Wastelands on Exhibit

 

I have put up a gallery of images from a photographic project that I did this spring and summer: Wastelands: An Analysis of the Early Anthropocene Swamps of Glacial Lake Passaic

 

Photographs from this project are on display in Carlos Gor’s exhibit “Vernacular. Diálogos Entre Micropolíticas Del Paisaje” at La Madraza, Centro de Cultura Contemporanea in Granada, Spain. There are many more images at the gallery above and I will eventually put up the full text of the essay as it going into the accompanying catalog.

 

In his 1961 book, Megalopolis: the Urbanized Northeastern Seaboard of the United States, geographer Jean Gottman adopted the Greek term “megalopolis” to refer to vast conurbations such as the northeastern seaboard of the United States, from Washington DC to Boston. This megalopolis, he observed, would not have a uniform population density but rather would be composed of multiple urban centers and the interstitial spaces between them.

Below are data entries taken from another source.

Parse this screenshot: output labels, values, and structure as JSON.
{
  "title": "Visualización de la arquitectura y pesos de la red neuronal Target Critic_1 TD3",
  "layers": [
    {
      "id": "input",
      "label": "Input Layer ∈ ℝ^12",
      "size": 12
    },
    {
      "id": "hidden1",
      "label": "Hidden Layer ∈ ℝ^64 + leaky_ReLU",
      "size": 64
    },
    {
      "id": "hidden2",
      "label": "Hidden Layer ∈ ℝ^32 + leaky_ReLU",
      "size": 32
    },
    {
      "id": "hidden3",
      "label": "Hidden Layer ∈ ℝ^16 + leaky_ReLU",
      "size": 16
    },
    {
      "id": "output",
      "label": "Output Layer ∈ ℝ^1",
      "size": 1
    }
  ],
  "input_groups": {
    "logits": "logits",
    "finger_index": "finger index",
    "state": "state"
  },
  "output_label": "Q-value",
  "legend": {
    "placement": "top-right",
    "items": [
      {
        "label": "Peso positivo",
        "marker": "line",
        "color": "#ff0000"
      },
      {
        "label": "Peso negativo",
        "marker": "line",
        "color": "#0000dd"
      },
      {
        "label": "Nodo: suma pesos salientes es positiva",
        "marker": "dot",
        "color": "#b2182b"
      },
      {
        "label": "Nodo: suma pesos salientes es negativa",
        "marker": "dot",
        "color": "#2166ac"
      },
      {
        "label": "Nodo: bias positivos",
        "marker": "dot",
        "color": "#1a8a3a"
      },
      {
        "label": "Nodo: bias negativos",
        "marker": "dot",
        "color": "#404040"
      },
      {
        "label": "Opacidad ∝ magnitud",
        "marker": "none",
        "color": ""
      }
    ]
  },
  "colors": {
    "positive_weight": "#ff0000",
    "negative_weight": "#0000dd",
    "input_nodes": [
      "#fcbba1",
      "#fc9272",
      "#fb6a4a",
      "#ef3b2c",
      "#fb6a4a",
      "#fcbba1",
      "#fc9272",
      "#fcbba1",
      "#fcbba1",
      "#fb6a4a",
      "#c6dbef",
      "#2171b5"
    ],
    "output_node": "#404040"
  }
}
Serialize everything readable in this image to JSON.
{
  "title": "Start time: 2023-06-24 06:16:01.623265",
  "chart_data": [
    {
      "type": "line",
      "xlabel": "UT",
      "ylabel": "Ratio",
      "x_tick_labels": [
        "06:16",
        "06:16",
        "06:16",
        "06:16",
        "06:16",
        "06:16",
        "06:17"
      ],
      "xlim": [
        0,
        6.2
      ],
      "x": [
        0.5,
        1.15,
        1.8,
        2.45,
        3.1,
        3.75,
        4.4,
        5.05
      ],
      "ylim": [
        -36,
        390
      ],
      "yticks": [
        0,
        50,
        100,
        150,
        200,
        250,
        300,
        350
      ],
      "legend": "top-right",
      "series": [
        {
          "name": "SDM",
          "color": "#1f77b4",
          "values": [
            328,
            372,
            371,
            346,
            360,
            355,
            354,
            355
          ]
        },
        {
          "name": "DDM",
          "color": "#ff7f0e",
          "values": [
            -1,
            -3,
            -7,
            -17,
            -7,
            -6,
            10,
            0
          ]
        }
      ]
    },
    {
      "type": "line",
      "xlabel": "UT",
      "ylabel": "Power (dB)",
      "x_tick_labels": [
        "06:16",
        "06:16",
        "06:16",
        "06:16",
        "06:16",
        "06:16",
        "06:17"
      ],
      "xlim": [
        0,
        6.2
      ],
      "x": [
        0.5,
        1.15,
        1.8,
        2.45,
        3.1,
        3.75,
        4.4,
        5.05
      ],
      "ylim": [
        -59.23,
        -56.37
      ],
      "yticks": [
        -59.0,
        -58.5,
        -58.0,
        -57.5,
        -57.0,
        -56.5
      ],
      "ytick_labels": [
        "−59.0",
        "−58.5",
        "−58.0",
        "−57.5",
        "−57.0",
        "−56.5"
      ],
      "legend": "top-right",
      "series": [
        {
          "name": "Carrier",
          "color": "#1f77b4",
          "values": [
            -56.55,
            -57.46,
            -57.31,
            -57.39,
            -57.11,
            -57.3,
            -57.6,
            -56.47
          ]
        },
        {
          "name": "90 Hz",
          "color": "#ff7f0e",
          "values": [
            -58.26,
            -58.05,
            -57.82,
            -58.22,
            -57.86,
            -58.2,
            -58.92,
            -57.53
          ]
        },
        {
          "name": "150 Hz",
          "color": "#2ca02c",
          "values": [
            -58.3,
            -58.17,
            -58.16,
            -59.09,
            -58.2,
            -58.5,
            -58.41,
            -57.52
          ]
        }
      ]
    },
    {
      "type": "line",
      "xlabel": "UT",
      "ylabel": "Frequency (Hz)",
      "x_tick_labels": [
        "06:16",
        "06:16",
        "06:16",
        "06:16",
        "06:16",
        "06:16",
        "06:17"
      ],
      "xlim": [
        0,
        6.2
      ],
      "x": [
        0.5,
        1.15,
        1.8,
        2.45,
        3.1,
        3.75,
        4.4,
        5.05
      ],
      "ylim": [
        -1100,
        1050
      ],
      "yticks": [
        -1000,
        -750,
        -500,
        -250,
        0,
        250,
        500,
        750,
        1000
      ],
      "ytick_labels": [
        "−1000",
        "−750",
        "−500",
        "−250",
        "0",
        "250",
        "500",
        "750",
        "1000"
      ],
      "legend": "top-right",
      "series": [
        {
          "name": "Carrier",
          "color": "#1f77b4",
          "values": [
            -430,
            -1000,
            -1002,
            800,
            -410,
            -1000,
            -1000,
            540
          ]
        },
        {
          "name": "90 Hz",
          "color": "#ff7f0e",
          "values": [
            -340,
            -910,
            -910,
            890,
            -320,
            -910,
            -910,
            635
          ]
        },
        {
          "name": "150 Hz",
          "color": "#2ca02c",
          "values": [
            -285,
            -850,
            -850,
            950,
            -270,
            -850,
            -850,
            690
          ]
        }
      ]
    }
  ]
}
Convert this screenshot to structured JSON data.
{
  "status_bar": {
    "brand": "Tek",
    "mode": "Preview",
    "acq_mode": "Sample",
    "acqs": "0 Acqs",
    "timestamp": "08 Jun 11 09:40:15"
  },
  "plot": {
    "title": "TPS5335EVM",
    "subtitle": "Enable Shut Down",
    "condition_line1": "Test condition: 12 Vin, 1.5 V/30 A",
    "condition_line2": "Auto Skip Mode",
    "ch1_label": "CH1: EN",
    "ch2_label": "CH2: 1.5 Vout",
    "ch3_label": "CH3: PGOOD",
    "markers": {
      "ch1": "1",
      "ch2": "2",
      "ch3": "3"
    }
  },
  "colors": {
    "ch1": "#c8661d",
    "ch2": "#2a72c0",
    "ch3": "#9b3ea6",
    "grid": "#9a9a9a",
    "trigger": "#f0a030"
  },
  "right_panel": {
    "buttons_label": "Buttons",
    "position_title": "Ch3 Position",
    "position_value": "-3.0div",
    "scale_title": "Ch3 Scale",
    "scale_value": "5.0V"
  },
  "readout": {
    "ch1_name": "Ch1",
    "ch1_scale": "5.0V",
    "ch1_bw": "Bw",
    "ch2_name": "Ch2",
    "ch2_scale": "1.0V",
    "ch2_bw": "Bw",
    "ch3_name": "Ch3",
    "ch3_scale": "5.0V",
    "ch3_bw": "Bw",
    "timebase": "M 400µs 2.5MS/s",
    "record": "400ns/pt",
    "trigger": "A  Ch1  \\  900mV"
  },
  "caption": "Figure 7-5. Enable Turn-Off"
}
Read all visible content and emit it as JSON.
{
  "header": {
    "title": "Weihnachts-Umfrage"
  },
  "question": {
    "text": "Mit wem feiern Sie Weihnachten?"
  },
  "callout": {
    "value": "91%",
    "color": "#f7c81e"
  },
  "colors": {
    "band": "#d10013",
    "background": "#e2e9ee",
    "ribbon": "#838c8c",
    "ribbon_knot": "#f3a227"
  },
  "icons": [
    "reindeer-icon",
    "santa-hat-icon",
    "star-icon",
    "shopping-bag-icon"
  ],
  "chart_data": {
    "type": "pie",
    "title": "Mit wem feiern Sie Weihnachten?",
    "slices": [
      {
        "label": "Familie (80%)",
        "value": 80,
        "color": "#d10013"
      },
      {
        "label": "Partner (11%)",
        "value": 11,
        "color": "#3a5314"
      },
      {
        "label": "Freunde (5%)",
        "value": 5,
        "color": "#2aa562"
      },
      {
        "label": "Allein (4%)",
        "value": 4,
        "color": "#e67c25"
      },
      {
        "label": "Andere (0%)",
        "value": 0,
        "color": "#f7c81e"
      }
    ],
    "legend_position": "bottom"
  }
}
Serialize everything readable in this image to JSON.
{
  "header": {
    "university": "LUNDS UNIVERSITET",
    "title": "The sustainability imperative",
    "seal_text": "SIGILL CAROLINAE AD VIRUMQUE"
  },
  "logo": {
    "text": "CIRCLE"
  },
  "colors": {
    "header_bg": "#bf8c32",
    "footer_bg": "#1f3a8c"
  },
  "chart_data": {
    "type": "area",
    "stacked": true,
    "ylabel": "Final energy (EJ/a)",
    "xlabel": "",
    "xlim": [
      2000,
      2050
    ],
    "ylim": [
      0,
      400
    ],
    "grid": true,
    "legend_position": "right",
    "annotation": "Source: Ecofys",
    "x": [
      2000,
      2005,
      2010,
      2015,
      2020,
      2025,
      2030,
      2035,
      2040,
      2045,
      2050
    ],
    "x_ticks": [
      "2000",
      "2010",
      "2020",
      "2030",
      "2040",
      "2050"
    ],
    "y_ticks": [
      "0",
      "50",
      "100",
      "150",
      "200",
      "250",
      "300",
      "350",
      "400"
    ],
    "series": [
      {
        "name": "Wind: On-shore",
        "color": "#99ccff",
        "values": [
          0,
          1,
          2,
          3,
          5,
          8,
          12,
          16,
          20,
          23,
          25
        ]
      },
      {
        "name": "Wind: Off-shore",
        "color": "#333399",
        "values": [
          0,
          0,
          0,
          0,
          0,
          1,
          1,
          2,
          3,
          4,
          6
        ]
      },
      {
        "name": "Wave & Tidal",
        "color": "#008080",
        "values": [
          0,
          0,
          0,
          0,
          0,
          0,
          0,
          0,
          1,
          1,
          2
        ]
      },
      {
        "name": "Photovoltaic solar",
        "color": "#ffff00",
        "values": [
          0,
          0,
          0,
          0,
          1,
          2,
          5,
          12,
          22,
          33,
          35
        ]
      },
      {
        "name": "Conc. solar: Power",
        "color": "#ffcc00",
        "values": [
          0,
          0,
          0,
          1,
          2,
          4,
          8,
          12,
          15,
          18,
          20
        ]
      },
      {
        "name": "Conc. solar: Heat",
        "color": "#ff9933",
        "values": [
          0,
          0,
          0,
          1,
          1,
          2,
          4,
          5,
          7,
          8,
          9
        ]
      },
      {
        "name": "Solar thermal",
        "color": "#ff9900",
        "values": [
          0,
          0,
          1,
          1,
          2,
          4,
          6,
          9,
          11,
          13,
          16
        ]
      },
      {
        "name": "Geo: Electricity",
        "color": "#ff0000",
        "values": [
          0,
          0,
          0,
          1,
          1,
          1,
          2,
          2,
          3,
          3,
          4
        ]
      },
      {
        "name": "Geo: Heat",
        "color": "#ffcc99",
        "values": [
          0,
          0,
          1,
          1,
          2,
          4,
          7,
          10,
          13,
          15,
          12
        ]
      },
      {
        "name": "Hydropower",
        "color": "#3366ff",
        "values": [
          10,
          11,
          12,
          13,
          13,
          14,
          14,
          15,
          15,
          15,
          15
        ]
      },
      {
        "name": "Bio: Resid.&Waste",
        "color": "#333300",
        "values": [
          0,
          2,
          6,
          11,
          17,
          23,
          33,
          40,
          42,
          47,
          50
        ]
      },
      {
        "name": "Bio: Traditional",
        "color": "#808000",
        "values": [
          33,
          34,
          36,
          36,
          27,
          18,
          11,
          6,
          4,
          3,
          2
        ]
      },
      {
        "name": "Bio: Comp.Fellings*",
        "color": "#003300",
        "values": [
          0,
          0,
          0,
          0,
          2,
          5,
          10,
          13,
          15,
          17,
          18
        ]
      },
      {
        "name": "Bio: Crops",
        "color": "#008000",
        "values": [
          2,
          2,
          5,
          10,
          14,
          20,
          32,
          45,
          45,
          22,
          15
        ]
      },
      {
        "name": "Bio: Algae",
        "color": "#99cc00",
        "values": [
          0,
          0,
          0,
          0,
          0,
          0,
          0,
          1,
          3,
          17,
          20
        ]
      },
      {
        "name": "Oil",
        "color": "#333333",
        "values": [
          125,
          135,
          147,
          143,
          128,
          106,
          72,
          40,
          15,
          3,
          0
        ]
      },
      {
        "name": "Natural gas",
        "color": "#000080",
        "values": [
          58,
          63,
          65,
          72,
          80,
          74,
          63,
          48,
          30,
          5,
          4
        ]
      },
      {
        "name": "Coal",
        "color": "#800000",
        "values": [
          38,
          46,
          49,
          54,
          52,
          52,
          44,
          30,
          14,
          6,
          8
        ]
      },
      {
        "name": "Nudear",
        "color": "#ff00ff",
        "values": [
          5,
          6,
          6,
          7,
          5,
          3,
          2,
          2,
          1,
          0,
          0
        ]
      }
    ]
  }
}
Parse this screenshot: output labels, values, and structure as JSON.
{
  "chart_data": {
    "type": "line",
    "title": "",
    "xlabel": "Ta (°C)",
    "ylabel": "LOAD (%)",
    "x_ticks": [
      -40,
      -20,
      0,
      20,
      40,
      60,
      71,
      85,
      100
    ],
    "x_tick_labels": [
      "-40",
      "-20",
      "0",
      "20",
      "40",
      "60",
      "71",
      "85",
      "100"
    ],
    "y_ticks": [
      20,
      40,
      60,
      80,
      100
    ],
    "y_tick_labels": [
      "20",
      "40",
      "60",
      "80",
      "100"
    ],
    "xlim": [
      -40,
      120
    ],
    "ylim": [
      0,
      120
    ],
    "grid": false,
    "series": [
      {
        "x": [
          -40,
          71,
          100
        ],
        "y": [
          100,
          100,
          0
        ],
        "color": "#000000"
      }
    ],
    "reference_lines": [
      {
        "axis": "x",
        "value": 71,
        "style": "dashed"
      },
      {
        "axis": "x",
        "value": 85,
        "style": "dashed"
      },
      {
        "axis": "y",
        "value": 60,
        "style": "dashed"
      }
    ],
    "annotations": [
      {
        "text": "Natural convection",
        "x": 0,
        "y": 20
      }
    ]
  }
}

Even as megalopolitan territories have developed across the globe and the price of land in their boundaries has skyrocketed, interstitial spaces within them persist in terms of what Ignasi de Sola-Morarles called terrain vague, leftover spaces that have been abandoned for some reason. Understanding the potential of such sites—not to develop them, as is the vogue for too many architects, but to leave them as is or to allow damaged ecological systems to be restored—is a critical task for urban researchers today.

In this photo essay, I look at a group of such areas in Essex County, New Jersey, the densest and most urbanized county of the densest and most urbanist state in the United States, specifically at huge swamps remaining from the draining of Glacial Lake Passaic that comprise roughly ¼ of the county’s acreage. My interest is in both the history and conflicts over these areas and the tenuous relationship individuals have with the borders of such areas, especially now that extreme weather events have become annual occurrences.